No I am not talking about shedding blood. I am talking about your print files. They need to bleed. What does that mean?

Here is a brief summary of the lines and spaces you need to be aware of on every print job.

  1. The cut line – where you want your job to be cut, it is the finished flat piece.
  2. The bleed line – a line that is outside of the cut line. All artwork that touches the cutline needs to bleed at least ⅛” past the cut line.
  3. Safety area – where we recommend all text not go past. It is ⅛” inside of the cut line.
  4. Folding lines – Make sure not to have important info or images on the fold lines.
  5. Die Lines – if you are creating a custom shaped piece you will need to work with die linesSetup Bleed

Of all of these the bleed is the most important and also the most overlooked.

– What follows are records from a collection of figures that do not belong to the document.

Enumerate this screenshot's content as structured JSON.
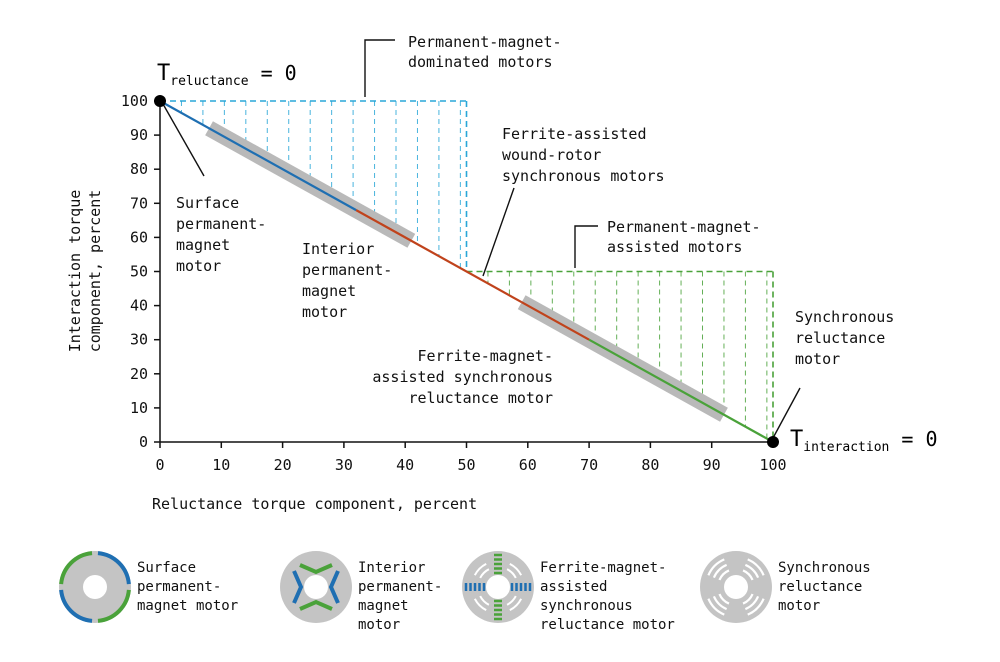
{
  "chart_data": {
    "type": "line",
    "xlabel": "Reluctance torque component, percent",
    "ylabel": "Interaction torque component, percent",
    "xlim": [
      0,
      100
    ],
    "ylim": [
      0,
      100
    ],
    "x_ticks": [
      0,
      10,
      20,
      30,
      40,
      50,
      60,
      70,
      80,
      90,
      100
    ],
    "y_ticks": [
      0,
      10,
      20,
      30,
      40,
      50,
      60,
      70,
      80,
      90,
      100
    ],
    "grid": false,
    "main_line": {
      "points": [
        [
          0,
          100
        ],
        [
          100,
          0
        ]
      ],
      "segments": [
        {
          "from": 0,
          "to": 32,
          "color": "#1f6fb2"
        },
        {
          "from": 32,
          "to": 59,
          "color": "#c0431c"
        },
        {
          "from": 59,
          "to": 70,
          "color": "#c0431c"
        },
        {
          "from": 70,
          "to": 100,
          "color": "#4aa23a"
        }
      ]
    },
    "operating_bands": [
      {
        "x_start": 8,
        "x_end": 41,
        "name": "interior-pm-band"
      },
      {
        "x_start": 59,
        "x_end": 92,
        "name": "ferrite-band"
      }
    ],
    "regions": [
      {
        "label": [
          "Permanent-magnet-",
          "dominated motors"
        ],
        "color": "#2aa7d8",
        "x_range": [
          0,
          50
        ],
        "y_top": 100,
        "hatch_x": [
          3.5,
          7,
          10.5,
          14,
          17.5,
          21,
          24.5,
          28,
          31.5,
          35,
          38.5,
          42,
          45.5,
          49
        ]
      },
      {
        "label": [
          "Permanent-magnet-",
          "assisted motors"
        ],
        "color": "#4aa23a",
        "x_range": [
          50,
          100
        ],
        "y_top": 50,
        "hatch_x": [
          53.5,
          57,
          60.5,
          64,
          67.5,
          71,
          74.5,
          78,
          81.5,
          85,
          88.5,
          92,
          95.5,
          99
        ]
      }
    ],
    "endpoints": [
      {
        "x": 0,
        "y": 100,
        "label_main": "T",
        "label_sub": "reluctance",
        "label_suffix": " = 0"
      },
      {
        "x": 100,
        "y": 0,
        "label_main": "T",
        "label_sub": "interaction",
        "label_suffix": " = 0"
      }
    ],
    "annotations": [
      {
        "name": "surface-pm-annotation",
        "lines": [
          "Surface",
          "permanent-",
          "magnet",
          "motor"
        ],
        "color": "#111111"
      },
      {
        "name": "interior-pm-annotation",
        "lines": [
          "Interior",
          "permanent-",
          "magnet",
          "motor"
        ],
        "color": "#111111"
      },
      {
        "name": "ferrite-wound-annotation",
        "lines": [
          "Ferrite-assisted",
          "wound-rotor",
          "synchronous motors"
        ],
        "color": "#c0431c"
      },
      {
        "name": "ferrite-magnet-annotation",
        "lines": [
          "Ferrite-magnet-",
          "assisted synchronous",
          "reluctance motor"
        ],
        "color": "#111111"
      },
      {
        "name": "synchronous-reluctance-annotation",
        "lines": [
          "Synchronous",
          "reluctance",
          "motor"
        ],
        "color": "#111111"
      }
    ]
  },
  "legend": [
    {
      "icon": "surface-pm-rotor-icon",
      "lines": [
        "Surface",
        "permanent-",
        "magnet motor"
      ]
    },
    {
      "icon": "interior-pm-rotor-icon",
      "lines": [
        "Interior",
        "permanent-",
        "magnet",
        "motor"
      ]
    },
    {
      "icon": "ferrite-rotor-icon",
      "lines": [
        "Ferrite-magnet-",
        "assisted",
        "synchronous",
        "reluctance motor"
      ]
    },
    {
      "icon": "synchronous-reluctance-rotor-icon",
      "lines": [
        "Synchronous",
        "reluctance",
        "motor"
      ]
    }
  ],
  "colors": {
    "blue": "#1f6fb2",
    "light_blue": "#2aa7d8",
    "red": "#c0431c",
    "green": "#4aa23a",
    "band_gray": "#b9b9b9",
    "rotor_gray": "#c4c4c4"
  }
}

In all of the project files that come into the shop here at Citrograph Printing Co. I have to tell people at least once a week that they need to add the bleed to their files.

Why bleed?

The bleed is so important because when a job is printed there is always a little shift of where the image is printing on the sheet of paper that happens during a print run. When printing a job I have seen shift of almost 1/8″ on a digital press. This is a bit on the extreme end but it can happen depending on the paper and how the machine is running at the time. A traditional offset press is going to be much more precise, but some times a shift can happen. Now add a second side to the print job and that shift of the image gets compounded to cause quite an issue. If there is no bleed included a white gap will show on one or all the edges of your prints.

How do you set up bleeds within your files?

In most programs it is something you would specify at the start of the project when you are creating the document size. If your project is already underway there is normally a document setup option where you can add the space needed. Once it is there you can expand your artwork to fit the new space. If no bleed setting is available in the program you are using to create the files you will need to make the document size larger by 1/4″ and then place guides in the document 1/8″ inside of all the edges.

Depending on how the job is run, on a press, digital printing or large format, the measurements may change slightly. There will also be variances as well with different media, for example, foam-board, vinyl banners, and coroplast might all have different bleed requirements.